ArmA III, a video game that in the right circumstances can look pretty realistic, has a long history of turning up on news broadcasts and being either confused with or intentionally used in place of actual camera footage of real-world events. That trend is continuing in the current crisis in Ukraine.

As Bloomberg report, some of the most-viewed videos on Facebook’s gaming channel today were a number of clips purporting to be of military action taking place in Ukraine, “watched by more than 110,000 people and shared more than 25,000 times” before they were taken down by Facebook.

The same videos are also circulating on other social media, including Twitter; here’s one of the clips, posted with the text “Ukraine fires missiles to intercept Russian aircraft’s artillery fire”, though really it’s some Arma III footage:

UPDATE: Twitter has now removed both the video and the tweet itself, though you can see a part of it in the gif at the top of this story.

At time of posting that tweet has 11,000 likes and almost 2000 retweets. It’s easy for you and I to sit here and say “well of course that’s a video game”, but not everyone is familiar with ArmA’s attention to detail and visual fidelity. And remember, the smaller/blurrier these videos get on social media, the easier they are to pass off as actual footage.

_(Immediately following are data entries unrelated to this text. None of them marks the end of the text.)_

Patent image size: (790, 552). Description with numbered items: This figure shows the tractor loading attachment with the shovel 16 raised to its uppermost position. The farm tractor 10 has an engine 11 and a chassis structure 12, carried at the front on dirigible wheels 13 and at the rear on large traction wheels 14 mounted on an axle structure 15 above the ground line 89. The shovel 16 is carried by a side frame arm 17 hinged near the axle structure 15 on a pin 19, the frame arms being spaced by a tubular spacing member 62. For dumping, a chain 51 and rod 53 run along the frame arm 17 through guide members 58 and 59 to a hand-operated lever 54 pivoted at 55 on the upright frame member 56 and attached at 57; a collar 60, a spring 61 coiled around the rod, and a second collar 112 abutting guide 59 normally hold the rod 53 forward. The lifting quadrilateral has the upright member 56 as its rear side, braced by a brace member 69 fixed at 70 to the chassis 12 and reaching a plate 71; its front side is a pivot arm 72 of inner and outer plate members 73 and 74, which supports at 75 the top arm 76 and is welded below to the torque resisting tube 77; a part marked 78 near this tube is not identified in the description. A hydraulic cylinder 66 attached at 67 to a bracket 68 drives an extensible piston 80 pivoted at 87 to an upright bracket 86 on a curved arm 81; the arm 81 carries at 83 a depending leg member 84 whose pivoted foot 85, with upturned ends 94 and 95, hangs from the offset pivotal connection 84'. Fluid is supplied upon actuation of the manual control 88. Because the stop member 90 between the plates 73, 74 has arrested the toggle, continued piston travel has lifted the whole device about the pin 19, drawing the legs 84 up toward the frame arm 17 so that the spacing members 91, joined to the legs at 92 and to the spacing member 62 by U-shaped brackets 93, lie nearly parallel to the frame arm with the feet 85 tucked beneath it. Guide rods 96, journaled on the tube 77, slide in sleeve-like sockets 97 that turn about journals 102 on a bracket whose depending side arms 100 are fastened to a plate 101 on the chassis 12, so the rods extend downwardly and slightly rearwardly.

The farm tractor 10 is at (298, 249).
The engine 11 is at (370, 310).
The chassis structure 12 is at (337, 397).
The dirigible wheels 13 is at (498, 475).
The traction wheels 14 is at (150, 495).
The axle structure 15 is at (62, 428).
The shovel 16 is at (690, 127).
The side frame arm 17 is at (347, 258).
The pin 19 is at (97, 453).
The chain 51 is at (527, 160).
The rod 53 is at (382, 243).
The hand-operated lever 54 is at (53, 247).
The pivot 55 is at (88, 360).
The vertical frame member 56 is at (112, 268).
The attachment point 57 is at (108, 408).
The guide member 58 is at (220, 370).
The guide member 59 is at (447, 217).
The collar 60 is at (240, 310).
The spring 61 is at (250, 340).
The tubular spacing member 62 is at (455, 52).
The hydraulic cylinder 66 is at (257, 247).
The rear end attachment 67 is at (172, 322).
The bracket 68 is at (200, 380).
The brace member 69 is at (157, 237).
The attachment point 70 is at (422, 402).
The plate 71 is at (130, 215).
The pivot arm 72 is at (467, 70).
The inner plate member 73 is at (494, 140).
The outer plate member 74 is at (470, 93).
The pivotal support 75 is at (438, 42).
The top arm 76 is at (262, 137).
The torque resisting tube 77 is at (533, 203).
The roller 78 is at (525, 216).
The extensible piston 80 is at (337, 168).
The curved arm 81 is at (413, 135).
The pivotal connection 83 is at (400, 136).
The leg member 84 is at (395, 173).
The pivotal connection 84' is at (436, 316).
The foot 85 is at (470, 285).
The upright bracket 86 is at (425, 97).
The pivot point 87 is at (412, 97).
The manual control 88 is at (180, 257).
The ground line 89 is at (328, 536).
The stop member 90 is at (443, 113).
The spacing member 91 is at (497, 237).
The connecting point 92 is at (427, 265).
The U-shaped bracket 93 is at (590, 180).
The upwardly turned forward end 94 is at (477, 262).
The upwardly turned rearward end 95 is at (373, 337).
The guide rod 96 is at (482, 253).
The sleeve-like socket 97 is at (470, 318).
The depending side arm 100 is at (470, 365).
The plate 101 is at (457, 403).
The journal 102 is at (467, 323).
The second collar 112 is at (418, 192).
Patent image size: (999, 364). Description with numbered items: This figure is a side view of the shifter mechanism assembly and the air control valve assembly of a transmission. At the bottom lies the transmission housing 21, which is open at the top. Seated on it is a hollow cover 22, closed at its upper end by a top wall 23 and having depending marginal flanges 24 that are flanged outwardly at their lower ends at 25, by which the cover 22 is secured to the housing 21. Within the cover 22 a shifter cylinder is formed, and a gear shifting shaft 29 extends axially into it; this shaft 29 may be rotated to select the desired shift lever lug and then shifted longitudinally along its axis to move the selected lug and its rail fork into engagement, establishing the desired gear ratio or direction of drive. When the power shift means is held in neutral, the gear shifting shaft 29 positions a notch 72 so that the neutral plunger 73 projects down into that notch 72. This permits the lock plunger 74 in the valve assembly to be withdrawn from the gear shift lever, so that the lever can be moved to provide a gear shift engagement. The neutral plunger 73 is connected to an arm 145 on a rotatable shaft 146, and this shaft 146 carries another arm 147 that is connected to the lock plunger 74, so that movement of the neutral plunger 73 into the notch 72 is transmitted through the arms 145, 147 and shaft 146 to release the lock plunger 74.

This also speaks to a wider problem that anyone who has been online in the last 24 hours (or last 10 years) will have seen unfolding: any coverage of the invasion that allows input from the community is overflowing with opportunists looking for engagement (no matter how inaccurate the content they’re actually sharing is) and agents seeking to confuse and direct attention away from what’s actually happening.

It makes it hard to be able to tell what’s real and what’s not when looking at this stuff online, which is why sites like Facebook (see below) are trying to actually do something proactive and real-time for once, using human beings, to try and moderate things:

Like I said, this isn’t the first time ArmA III footage has been misused in a time of crisis. Russian news was caught using it for a story on Syria in 2018 and tried passing it off as a “human error”, though Russian use of video game footage in 2017 to allege the US was supporting ISIS didn’t help their case.

Use this as a reminder that if you’re looking at stuff about Ukraine on social media, check then triple-check the sources and content before engaging with and/or sharing it.